Tuesday, 21 October 2025

West Highlands - Blown away by the cobwebs

In October I'm always seeking out trips that make the most of the autumn colours. The Loch Lomond area is a good destination at this time of year because it's blessed with a lot of deciduous cover that turns gold and yellow come October. So this two day trip walked a section of the West Highland Way, starting at the north end of Loch Lomond. 

There was an unusual beginning to the walk though as we got off the train at Ardlui and took the tiny ferry across the loch to Ardliesh on the eastern shore. I had never done this before but my friend had used the ferry 40 years ago. He described having to wade waist deep to get onto to the boat on the far shore as there was no jetty and then being offered whisky by the ferryman! 40 years later we discovered there is now a jetty but no whisky on offer.

Once off the boat, we started walking north.

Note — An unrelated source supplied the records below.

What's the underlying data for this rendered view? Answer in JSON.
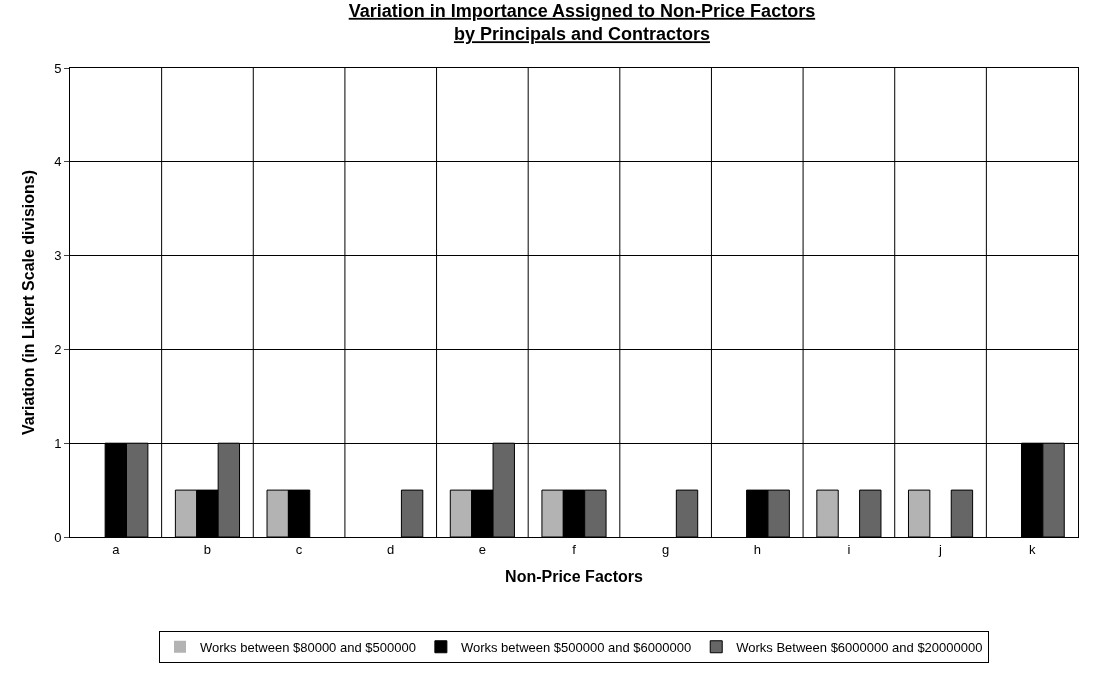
{
  "chart_data": {
    "type": "bar",
    "title": "Variation in Importance Assigned to Non-Price Factors\nby Principals and Contractors",
    "xlabel": "Non-Price Factors",
    "ylabel": "Variation (in Likert Scale divisions)",
    "categories": [
      "a",
      "b",
      "c",
      "d",
      "e",
      "f",
      "g",
      "h",
      "i",
      "j",
      "k"
    ],
    "series": [
      {
        "name": "Works between $80000 and $500000",
        "color": "#b3b3b3",
        "values": [
          0,
          0.5,
          0.5,
          0,
          0.5,
          0.5,
          0,
          0,
          0.5,
          0.5,
          0
        ]
      },
      {
        "name": "Works between $500000 and $6000000",
        "color": "#000000",
        "values": [
          1,
          0.5,
          0.5,
          0,
          0.5,
          0.5,
          0,
          0.5,
          0,
          0,
          1
        ]
      },
      {
        "name": "Works Between $6000000 and $20000000",
        "color": "#666666",
        "values": [
          1,
          1,
          0,
          0.5,
          1,
          0.5,
          0.5,
          0.5,
          0.5,
          0.5,
          1
        ]
      }
    ],
    "ylim": [
      0,
      5
    ],
    "yticks": [
      0,
      1,
      2,
      3,
      4,
      5
    ],
    "grid": true,
    "legend": "bottom"
  }
}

The colours were just turning and the golds, russets and yellows were complimented by the reds of rowan and hawthorn. The high tops were in whispy cloud but as we looked back across the water, the glen above Ardlui was a cascade of autumn trees that tumbled down to the loch shore. A slight rise in the route then afforded a gorgeous view down Loch Lomond and its wooded shores.


The walk onward was beautiful with a richness in the nature that slowed our pace as we took it all in. There were a myriad of mushrooms along the route and knarly old trees that framed distant views to the hills. We marvelled at autumn oak leaves dotted with galls and stopped to watch the roaring waters at the Falls of Falloch. 




As we pulled out of Glen Falloch towards Crianlarich, it was already early evening and the dipping sun cast golden rays over the glen. Our path climbed gently and as the light was fading we found a spot for the tents at the Crianlarich Crossroads. This may sound like a busy city interchange but it's actually the name for the junction in the West Highland Way path with the linking path to Crianlarich. I imagine in summer it's a popular section of path but it was already late in the year and late in the day so we were happy about pitching the tents here. We even had the luxury of a bench where we cooked supper after dark.


We set out next morning into the mist of a temperate inversion. This was really lucky because it treated us to two beautiful natural phenomena. First of all, the trees and bushes everywhere were absolutely covered with cobwebs. They were picked out by mist droplets that sparkled as the sun started to break through. In one gorge in particular, the trees were all dotted with dense cobwebs as if somebody had decorated them for Halloween. I had never seen anything like it. 


Then as the sun got stronger a fog bow appeared ahead of us. Much like a rainbow, it's created by sunlight interacting with water droplets but in mist or fog the water droplets are so small that diffraction is dominant, scattering the light and smearing the colours.

The sun eventually broke fully through, leaving only shreds of mist hanging below the mountain tops. The path contoured round the hillside through plantation forestry before dropping into Strath Fillan where birch trees and farmland took over for the final couple of miles into Tyndrum.



Fact File

All the photos on Flickr. Click HERE.
Start: Ardlui for the ferry to Ardliesh
Finish: Tyndrum
Public transport: West Highland line trains between Glasgow and Oban/Fort William stop at Ardlui for the start and at Tyndrum for the return. The Ardlui ferry is part of the waterbus network on the loch and runs through the day in summer, roughly every hour. 
Route: We simply followed the West Highland Way path north which is a good path and fully signed.